Background: Few studies have examined the context in which drinkers underestimate their breath alcohol concentration (BrAC) in natural drinking environments. This study examined factors associated with bar patrons' self-estimated BrAC in high-risk college town settings.
Methods: Guided interview and BrAC data were collected from 510 participants recruited as they exited bars located close to large universities: 1 in Florida and 1 in Texas.
Results: Participants with the highest measured BrACs underestimated their BrAC levels the most.
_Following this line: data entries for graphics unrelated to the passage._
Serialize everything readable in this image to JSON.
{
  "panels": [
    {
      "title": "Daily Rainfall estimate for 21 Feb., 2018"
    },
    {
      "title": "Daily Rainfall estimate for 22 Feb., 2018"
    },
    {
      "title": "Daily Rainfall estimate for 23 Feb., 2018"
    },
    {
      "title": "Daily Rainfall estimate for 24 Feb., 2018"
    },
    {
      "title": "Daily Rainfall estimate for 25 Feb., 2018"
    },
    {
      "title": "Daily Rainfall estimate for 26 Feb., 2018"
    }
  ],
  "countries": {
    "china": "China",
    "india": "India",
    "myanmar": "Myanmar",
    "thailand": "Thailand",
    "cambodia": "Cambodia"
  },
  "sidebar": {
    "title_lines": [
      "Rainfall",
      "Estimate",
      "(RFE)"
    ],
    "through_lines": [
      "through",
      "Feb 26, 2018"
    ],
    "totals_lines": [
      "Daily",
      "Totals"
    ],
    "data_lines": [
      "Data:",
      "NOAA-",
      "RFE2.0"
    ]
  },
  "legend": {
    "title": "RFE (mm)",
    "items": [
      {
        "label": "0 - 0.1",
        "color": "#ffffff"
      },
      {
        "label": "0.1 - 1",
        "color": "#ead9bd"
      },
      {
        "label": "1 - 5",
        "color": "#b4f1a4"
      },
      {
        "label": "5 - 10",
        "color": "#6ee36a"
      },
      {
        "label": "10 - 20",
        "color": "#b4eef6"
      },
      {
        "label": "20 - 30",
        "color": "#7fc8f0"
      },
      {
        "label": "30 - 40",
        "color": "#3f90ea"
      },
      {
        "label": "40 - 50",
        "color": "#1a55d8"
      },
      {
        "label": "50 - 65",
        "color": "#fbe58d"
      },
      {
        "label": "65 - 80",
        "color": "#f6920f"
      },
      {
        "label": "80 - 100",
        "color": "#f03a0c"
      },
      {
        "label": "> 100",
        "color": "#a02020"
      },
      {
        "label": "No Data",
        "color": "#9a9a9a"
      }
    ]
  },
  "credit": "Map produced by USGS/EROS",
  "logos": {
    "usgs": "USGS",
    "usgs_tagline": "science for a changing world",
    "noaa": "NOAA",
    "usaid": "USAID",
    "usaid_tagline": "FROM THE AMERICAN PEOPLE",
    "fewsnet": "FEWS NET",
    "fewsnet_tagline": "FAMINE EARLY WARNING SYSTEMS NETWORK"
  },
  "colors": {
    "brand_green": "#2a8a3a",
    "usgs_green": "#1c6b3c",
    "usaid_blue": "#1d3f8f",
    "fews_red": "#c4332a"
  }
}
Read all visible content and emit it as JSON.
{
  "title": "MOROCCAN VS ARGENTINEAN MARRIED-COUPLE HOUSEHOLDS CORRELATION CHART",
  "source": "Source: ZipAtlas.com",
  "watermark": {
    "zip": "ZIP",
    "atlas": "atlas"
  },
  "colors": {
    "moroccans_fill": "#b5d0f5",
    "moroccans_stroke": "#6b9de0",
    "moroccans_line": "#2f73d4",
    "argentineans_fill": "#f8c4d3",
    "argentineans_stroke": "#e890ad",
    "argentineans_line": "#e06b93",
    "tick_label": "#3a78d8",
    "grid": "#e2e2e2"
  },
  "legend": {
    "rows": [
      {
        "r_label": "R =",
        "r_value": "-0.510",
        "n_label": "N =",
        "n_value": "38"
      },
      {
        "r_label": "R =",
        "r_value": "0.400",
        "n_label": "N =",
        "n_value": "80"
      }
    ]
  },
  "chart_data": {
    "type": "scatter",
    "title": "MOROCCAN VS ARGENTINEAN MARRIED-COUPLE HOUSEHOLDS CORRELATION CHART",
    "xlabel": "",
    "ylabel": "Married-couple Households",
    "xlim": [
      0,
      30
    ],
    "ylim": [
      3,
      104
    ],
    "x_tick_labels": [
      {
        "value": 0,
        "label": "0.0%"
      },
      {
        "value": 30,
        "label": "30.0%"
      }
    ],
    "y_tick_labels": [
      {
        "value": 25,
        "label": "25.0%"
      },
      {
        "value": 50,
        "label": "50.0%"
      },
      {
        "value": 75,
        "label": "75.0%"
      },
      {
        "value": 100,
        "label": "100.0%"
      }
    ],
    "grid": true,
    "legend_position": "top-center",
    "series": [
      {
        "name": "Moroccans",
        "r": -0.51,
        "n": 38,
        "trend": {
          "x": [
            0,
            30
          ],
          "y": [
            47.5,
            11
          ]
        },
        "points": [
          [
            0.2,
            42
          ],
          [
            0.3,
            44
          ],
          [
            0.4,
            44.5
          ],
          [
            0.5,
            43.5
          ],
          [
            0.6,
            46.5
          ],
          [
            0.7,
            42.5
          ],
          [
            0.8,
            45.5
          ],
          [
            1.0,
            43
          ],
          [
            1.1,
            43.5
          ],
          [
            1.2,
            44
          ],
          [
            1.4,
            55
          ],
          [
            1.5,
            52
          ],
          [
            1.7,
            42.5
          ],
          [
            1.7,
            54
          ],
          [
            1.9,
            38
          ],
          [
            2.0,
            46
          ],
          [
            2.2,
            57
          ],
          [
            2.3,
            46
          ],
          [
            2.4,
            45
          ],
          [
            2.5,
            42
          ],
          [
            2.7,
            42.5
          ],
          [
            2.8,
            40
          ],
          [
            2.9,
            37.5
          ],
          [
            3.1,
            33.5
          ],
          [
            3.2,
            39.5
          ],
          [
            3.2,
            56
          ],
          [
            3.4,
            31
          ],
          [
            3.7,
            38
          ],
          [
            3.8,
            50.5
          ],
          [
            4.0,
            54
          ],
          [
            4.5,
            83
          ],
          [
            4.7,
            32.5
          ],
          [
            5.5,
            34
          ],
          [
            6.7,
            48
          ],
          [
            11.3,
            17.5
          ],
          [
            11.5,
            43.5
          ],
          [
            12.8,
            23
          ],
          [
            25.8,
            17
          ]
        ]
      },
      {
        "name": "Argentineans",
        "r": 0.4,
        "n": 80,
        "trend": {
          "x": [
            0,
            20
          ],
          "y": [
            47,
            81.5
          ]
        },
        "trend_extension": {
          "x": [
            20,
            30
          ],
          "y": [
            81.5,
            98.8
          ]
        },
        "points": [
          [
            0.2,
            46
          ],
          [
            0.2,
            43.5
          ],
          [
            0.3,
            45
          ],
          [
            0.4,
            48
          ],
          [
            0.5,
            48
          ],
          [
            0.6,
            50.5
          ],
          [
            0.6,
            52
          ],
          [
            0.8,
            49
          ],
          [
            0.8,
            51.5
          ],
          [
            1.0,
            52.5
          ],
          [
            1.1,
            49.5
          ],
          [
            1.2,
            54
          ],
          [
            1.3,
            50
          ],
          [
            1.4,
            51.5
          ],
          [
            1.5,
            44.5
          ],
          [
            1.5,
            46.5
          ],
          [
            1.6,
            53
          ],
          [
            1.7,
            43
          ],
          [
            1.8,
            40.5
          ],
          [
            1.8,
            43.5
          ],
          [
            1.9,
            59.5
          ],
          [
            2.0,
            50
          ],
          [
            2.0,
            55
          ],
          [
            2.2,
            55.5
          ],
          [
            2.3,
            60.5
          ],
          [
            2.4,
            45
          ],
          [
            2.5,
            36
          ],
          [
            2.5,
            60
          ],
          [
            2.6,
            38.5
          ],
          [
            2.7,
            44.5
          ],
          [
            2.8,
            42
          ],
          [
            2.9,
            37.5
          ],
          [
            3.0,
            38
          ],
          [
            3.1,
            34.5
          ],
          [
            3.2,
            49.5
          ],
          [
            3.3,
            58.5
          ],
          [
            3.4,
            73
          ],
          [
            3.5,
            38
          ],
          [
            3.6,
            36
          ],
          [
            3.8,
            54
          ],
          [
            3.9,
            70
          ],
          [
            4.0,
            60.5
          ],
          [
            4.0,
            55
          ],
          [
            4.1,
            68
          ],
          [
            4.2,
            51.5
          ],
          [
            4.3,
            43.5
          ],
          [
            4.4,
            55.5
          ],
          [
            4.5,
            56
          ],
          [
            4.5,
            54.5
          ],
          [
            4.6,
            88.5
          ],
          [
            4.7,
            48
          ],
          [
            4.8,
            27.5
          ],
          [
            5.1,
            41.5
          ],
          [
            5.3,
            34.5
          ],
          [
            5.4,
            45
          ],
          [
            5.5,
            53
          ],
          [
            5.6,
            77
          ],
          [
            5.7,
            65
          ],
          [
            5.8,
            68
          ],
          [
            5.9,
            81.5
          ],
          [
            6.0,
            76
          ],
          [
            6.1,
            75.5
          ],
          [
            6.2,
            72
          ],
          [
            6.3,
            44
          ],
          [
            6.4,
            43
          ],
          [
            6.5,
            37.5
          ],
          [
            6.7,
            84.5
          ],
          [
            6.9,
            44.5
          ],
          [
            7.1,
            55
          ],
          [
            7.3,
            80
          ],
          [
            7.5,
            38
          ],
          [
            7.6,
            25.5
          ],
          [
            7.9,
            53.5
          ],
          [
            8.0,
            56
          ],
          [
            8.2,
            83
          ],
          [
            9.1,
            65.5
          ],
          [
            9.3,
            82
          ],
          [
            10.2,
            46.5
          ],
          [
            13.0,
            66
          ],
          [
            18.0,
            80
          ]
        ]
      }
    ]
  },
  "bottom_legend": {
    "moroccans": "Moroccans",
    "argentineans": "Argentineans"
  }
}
Findings from multivariable linear regression analysis indicated that BrAC (std β = 0.014, p < 0.001), number of alcoholic drinks consumed (std β = 0.006, p < 0.01), and perceived drunkenness (std β = 0.024, p < 0.001) had significant positive associations with BrAC self-estimates, where the regression coefficients were scaled by values approximately equal to each variable's interquartile range. Among the 321 participants with BrAC levels ≥ 0.08 g/dl, 21.2% believed their BrAC was below the legal per se driving limit of 0.08 g/dl. Results from a logistic regression analysis indicated that higher levels of perceived drunkenness were associated with better self-recognition that one's BrAC level exceeded the legal driving threshold (OR = 3.312, p < 0.001). Further, participants under 26 years of age had reduced odds of recognizing that their BrAC was greater than 0.079 g/dl (OR = 0.245, p < 0.05).
Conclusions: These findings highlight the inaccuracy of self-estimated BrAC when drinking, particularly among younger drinkers. Adjusting for BrAC, situational factors were strongly associated with self-estimated BrAC. Future research is needed to better understand how altering drinking environments may improve accuracy of BrAC self-estimates and deter driving after drinking.
Keywords: Errors in Self-Estimation of Breath Alcohol Concentration; Inaccuracy of Perceived Blood Alcohol Concentration Levels; Misperceptions of BAC Self-Estimates.